God taught us so much throughout the process. It required daily surrender to the Lord’s plans and not allowing fear or doubt to guide my heart. Waiting is so hard. Feeling totally out of control is even harder. Hearing “no” is difficult, it’s hard not to take it personally or feel like something is wrong with you. It was in these places that brought personal and spiritual growth for us individually and in our marriage.

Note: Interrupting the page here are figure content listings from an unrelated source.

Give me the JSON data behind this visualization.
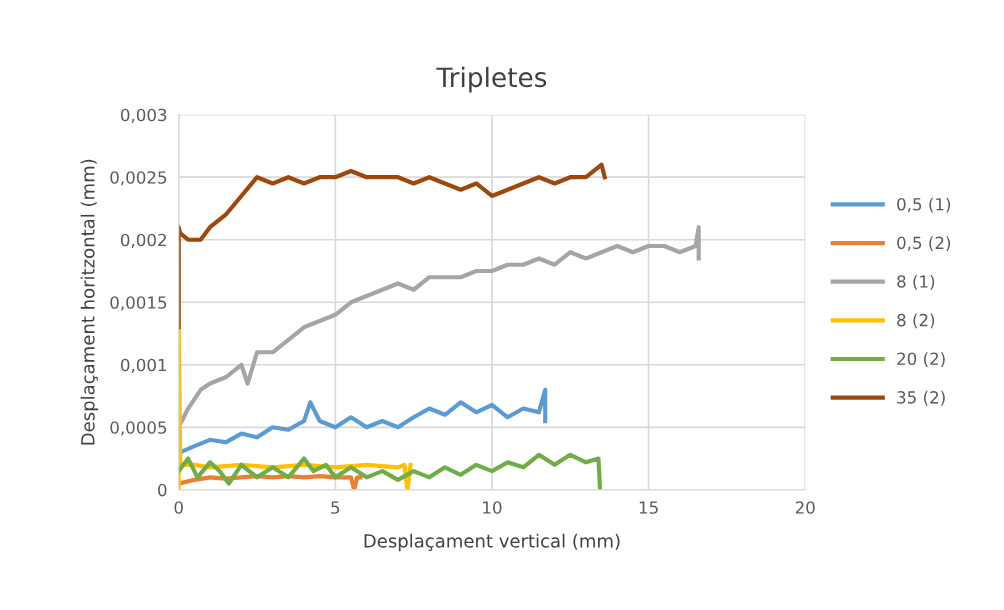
{
  "chart_data": {
    "type": "line",
    "title": "Tripletes",
    "xlabel": "Desplaçament vertical (mm)",
    "ylabel": "Desplaçament horitzontal (mm)",
    "xlim": [
      0,
      20
    ],
    "xticks": [
      0,
      5,
      10,
      15,
      20
    ],
    "ylim": [
      0,
      0.003
    ],
    "yticks": [
      {
        "value": 0,
        "label": "0"
      },
      {
        "value": 0.0005,
        "label": "0,0005"
      },
      {
        "value": 0.001,
        "label": "0,001"
      },
      {
        "value": 0.0015,
        "label": "0,0015"
      },
      {
        "value": 0.002,
        "label": "0,002"
      },
      {
        "value": 0.0025,
        "label": "0,0025"
      },
      {
        "value": 0.003,
        "label": "0,003"
      }
    ],
    "grid": true,
    "legend": "right",
    "marker": "none",
    "line_style": "solid",
    "series": [
      {
        "name": "0,5 (1)",
        "color": "#5b9bd5",
        "x": [
          0.05,
          0.5,
          1,
          1.5,
          2,
          2.5,
          3,
          3.5,
          4,
          4.2,
          4.5,
          5,
          5.5,
          6,
          6.5,
          7,
          7.5,
          8,
          8.5,
          9,
          9.5,
          10,
          10.5,
          11,
          11.5,
          11.7,
          11.7
        ],
        "values": [
          0.0003,
          0.00035,
          0.0004,
          0.00038,
          0.00045,
          0.00042,
          0.0005,
          0.00048,
          0.00055,
          0.0007,
          0.00055,
          0.0005,
          0.00058,
          0.0005,
          0.00055,
          0.0005,
          0.00058,
          0.00065,
          0.0006,
          0.0007,
          0.00062,
          0.00068,
          0.00058,
          0.00065,
          0.00062,
          0.0008,
          0.00055
        ]
      },
      {
        "name": "0,5 (2)",
        "color": "#ed7d31",
        "x": [
          0,
          0.5,
          1,
          1.5,
          2,
          2.5,
          3,
          3.5,
          4,
          4.5,
          5,
          5.5,
          5.6,
          5.7,
          5.8
        ],
        "values": [
          5e-05,
          8e-05,
          0.0001,
          9e-05,
          0.0001,
          0.00011,
          0.0001,
          0.00011,
          0.0001,
          0.00011,
          0.0001,
          0.0001,
          0,
          0.0001,
          0.0001
        ]
      },
      {
        "name": "8 (1)",
        "color": "#a5a5a5",
        "x": [
          0,
          0.3,
          0.7,
          1,
          1.5,
          2,
          2.2,
          2.5,
          3,
          3.5,
          4,
          4.5,
          5,
          5.5,
          6,
          6.5,
          7,
          7.5,
          8,
          8.5,
          9,
          9.5,
          10,
          10.5,
          11,
          11.5,
          12,
          12.5,
          13,
          13.5,
          14,
          14.5,
          15,
          15.5,
          16,
          16.5,
          16.6,
          16.6
        ],
        "values": [
          0.0005,
          0.00065,
          0.0008,
          0.00085,
          0.0009,
          0.001,
          0.00085,
          0.0011,
          0.0011,
          0.0012,
          0.0013,
          0.00135,
          0.0014,
          0.0015,
          0.00155,
          0.0016,
          0.00165,
          0.0016,
          0.0017,
          0.0017,
          0.0017,
          0.00175,
          0.00175,
          0.0018,
          0.0018,
          0.00185,
          0.0018,
          0.0019,
          0.00185,
          0.0019,
          0.00195,
          0.0019,
          0.00195,
          0.00195,
          0.0019,
          0.00195,
          0.0021,
          0.00185
        ]
      },
      {
        "name": "8 (2)",
        "color": "#ffc000",
        "x": [
          0,
          0,
          0.05,
          0.5,
          1,
          2,
          3,
          4,
          5,
          6,
          7,
          7.2,
          7.3,
          7.4
        ],
        "values": [
          0,
          0.0013,
          0.0002,
          0.0002,
          0.00018,
          0.0002,
          0.00018,
          0.0002,
          0.00018,
          0.0002,
          0.00018,
          0.0002,
          0,
          0.0002
        ]
      },
      {
        "name": "20 (2)",
        "color": "#70ad47",
        "x": [
          0,
          0.3,
          0.6,
          1,
          1.3,
          1.6,
          2,
          2.5,
          3,
          3.5,
          4,
          4.3,
          4.7,
          5,
          5.5,
          6,
          6.5,
          7,
          7.5,
          8,
          8.5,
          9,
          9.5,
          10,
          10.5,
          11,
          11.5,
          12,
          12.5,
          13,
          13.4,
          13.45
        ],
        "values": [
          0.00015,
          0.00025,
          0.0001,
          0.00022,
          0.00015,
          5e-05,
          0.0002,
          0.0001,
          0.00018,
          0.0001,
          0.00025,
          0.00015,
          0.0002,
          0.0001,
          0.00018,
          0.0001,
          0.00015,
          8e-05,
          0.00015,
          0.0001,
          0.00018,
          0.00012,
          0.0002,
          0.00015,
          0.00022,
          0.00018,
          0.00028,
          0.0002,
          0.00028,
          0.00022,
          0.00025,
          0
        ]
      },
      {
        "name": "35 (2)",
        "color": "#9e480e",
        "x": [
          0,
          0,
          0.05,
          0.3,
          0.7,
          1,
          1.5,
          2,
          2.5,
          3,
          3.5,
          4,
          4.5,
          5,
          5.5,
          6,
          6.5,
          7,
          7.5,
          8,
          8.5,
          9,
          9.5,
          10,
          10.5,
          11,
          11.5,
          12,
          12.5,
          13,
          13.5,
          13.6
        ],
        "values": [
          0.0013,
          0.0021,
          0.00205,
          0.002,
          0.002,
          0.0021,
          0.0022,
          0.00235,
          0.0025,
          0.00245,
          0.0025,
          0.00245,
          0.0025,
          0.0025,
          0.00255,
          0.0025,
          0.0025,
          0.0025,
          0.00245,
          0.0025,
          0.00245,
          0.0024,
          0.00245,
          0.00235,
          0.0024,
          0.00245,
          0.0025,
          0.00245,
          0.0025,
          0.0025,
          0.0026,
          0.0025
        ]
      }
    ]
  }
}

We received a phone call from an attorney in mid-June, totally out of the blue and unexpected. He told us of an expectant mom and her baby boy that was due in November. She opted to allow the attorney to choose an adoptive family for her as this decision seemed much too overwhelming for her. The attorney looked over the list of profiles in hand and chose us to be the adoptive parents, if we chose to say yes. As we looked over her information, everything about it seemed right. Honestly, after looking at previous situations and presenting to a handful of other cases, we always wondered what the “right one” would feel or look like. It’s so easy to overthink the process and look for things written in the sky. That obviously did not happen for us but there was a peace and confidence with this situation that we just knew this was to be our son. We took time to process and pray, and quickly gave our “YES”. And then began the long wait.
Our hope and prayer is that Oliver’s life and our adoption story would make much of God. That it would speak of His goodness in the midst of brokenness and hopelessness, and that it would display His faithfulness in even the smallest details of this story.